The Bungle Bungles (Purnululu) natural earth pigments and natural binder (bush gum) on canvas 100 x 118.5cm (39 3/8 x 46 5/8in).
PROVENANCE: Painted in the Warmun region, Western Australia in 1990 Private collection Sotheby's, Aboriginal Art, Melbourne, 26-27 July 2004, lot 31 Private collection
Cf. For similar depictions of the same site by Jack Britten see Purnululu (Bull Creek country), 1988, in the collection of the National Gallery of Australia in Franchesca Cubillo and Wally Caruana (eds.), Aboriginal & Torres Strait Islander Art: Collection highlights, Canberra: National Gallery of Australia, 2010, p.93, and in Wally Caruana, Aboriginal Art, World of Art Series, London and New York: Thames and Hudson, 2003, p.180, pl.156; and Purnululu Country, 1989, in the collection of the National Gallery of Victoria, in Judith Ryan and Kim Akerman (eds.), Images of Power: Aboriginal art of the Kimberley, Melbourne: National Gallery of Victoria, 1993, p.51.
The Bungle Bungles, Purnululu, 1990 is a classic image of a spectacular range of sandstone canyons southeast of Turkey Creek in the eastern Kimberley. It is the site of an encounter between two ancestral spirit beings. The parallel curves of dots in the painting echo the striated surfaces of the cliff-faces of Purnululu while referring to related ceremonial body painting designs.

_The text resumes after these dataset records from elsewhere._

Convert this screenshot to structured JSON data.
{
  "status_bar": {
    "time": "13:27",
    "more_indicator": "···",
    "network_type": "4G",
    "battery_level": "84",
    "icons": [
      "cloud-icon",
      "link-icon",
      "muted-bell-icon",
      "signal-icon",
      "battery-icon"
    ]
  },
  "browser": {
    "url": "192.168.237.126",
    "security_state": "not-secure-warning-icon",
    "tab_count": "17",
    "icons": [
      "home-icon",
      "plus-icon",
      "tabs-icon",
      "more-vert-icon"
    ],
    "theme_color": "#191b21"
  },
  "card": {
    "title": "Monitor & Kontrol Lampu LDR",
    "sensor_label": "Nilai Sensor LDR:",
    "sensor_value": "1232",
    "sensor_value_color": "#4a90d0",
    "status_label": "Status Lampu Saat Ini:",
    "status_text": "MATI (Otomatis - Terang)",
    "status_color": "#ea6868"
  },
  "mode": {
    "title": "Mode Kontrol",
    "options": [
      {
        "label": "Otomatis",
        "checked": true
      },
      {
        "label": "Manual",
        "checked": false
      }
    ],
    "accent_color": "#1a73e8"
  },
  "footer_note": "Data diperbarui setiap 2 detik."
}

Britten is renowned for his use of rich ochres often mixed with dark red bloodwood resin, as in this work, which contrast with areas of thin wash to create a visually animated and tactile surface. Britten's play on positive/negative images and background/foreground adds to the painting's vibrant nature. The subjects of Britten's paintings are 'all the things made by the travelling dreaming as it created the land' and this work is a powerful example of his motivation to make art 'the spirit that [urges] me to do it.' (Frances Kofod in Oxford Companion to Aboriginal Art and Culture, Melbourne: Oxford University Press, 2000, pp.547-8).